Tenendo presente che i vasi sanguigni sono un determinante critico per la crescita del tumore in vivo, la cellula del vaso endoteliale è diventata un altro obiettivo importante per la terapia del cancro e sono stati sviluppati molti inibitori dell'angiogenesi con funzione di agenti terapeutici anticancro. Gli inibitori della tirosina-chinasi dei recettori per il VEGF e quelli della polimerizzazione della tubulina delle cellule endoteliali sembrano essere gli agenti candidati a dare i risultati clinici più rilevanti.
La ripresa della malattia, nonostante una buona risposta iniziale, è dovuta spesso all'insorgenza di una resistenza acquisita ai farmaci, reputata quindi come la causa principale del fallimento della terapia o di una scarsa prognosi a lungo termine. Si pensa che le cause che provocano una resistenza acquisita ai farmaci siano imputabili a diversi meccanismi che comprendono mutamenti genetici e metabolici nelle cellule target, incluso un deterioramento o una sovraespressione degli enzimi che metabolizzano il farmaco.

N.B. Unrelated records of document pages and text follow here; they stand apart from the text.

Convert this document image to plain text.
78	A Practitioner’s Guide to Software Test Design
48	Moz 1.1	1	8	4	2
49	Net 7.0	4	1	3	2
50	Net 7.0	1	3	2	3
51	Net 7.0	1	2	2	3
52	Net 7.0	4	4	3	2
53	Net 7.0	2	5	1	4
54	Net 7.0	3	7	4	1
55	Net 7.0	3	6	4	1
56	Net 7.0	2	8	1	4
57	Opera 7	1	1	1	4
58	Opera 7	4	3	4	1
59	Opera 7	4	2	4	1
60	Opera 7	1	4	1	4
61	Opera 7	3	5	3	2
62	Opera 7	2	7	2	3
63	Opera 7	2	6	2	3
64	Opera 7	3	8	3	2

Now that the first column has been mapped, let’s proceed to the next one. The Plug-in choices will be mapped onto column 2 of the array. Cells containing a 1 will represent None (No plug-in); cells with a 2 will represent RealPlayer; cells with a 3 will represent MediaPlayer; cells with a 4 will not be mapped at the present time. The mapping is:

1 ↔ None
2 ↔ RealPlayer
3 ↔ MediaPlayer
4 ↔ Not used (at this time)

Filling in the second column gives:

Questo suggerisce che variazioni nelle attività enzimatiche possono influenzare notevolmente il risultato dell'approccio terapeutico. Tra i meccanismi di resistenza acquisita al farmaco, si stima che i sistemi che 'riparano' il DNA e che controllano il ciclo cellulare abbiano un ruolo determinante. Si ritiene che l'uso combinato di nuove tecnologie possa permettere una visione più completa delle basi genetiche e biologiche che conducono a manifestazioni di resistenza nelle cellule tumorali, con il vantaggio di poter modificare la strategia terapeutica in relazione alla responsività del paziente.
Quest'area della ricerca si sta sviluppando velocemente. Comunque, mentre la relazione tra il genotipo e il fenotipo enzimatico è nota per alcuni loci, ci sono ancora parecchie incertezze sull'attribuzione di uno specifico fenotipo a un dato genotipo per altri loci. Analisi di concordanza possono stabilire l'affidabilità e valori di predittività dei metodi di genotipizzazione rispetto ai metodi di fenotipizzazione. Una volta stabilita una buona correlazione, le analisi molecolari, relativamente più veloci e meno costose, possono fornire un metodo diagnostico efficace che attesti la capacità metabolica del paziente di biotrasformare i profarmaci in derivati efficaci e di neutralizzare quelli tossici.
Lo spettro di risposta farmacologica, in termini di resistenza o di intolleranza ai farmaci anticancro, è effettivamente uno dei maggiori problemi nel trattamento delle patologie neoplastiche. Molti degli agenti in uso clinico sono sottoposti a bioattivazione per diventare farmacologicamente attivi. Diverse attività enzimatiche coinvolte nel processo di biotrasformazione mostrano una importante gamma di variabilità tra individuo e individuo. Le alterazioni nei processi metabolici possono influenzare le caratteristiche farmacocinetiche del medicamento, indicendo mutamenti negli effetti terapeutici o tossicità al farmaco stesso o ai suoi derivati. Uno studio sul profilo farmacogenomico dei pazienti oncologici può quindi fornire utili basi genetiche per selezionare pazienti da sottoporre a uno specifico trattamento antineoplastico.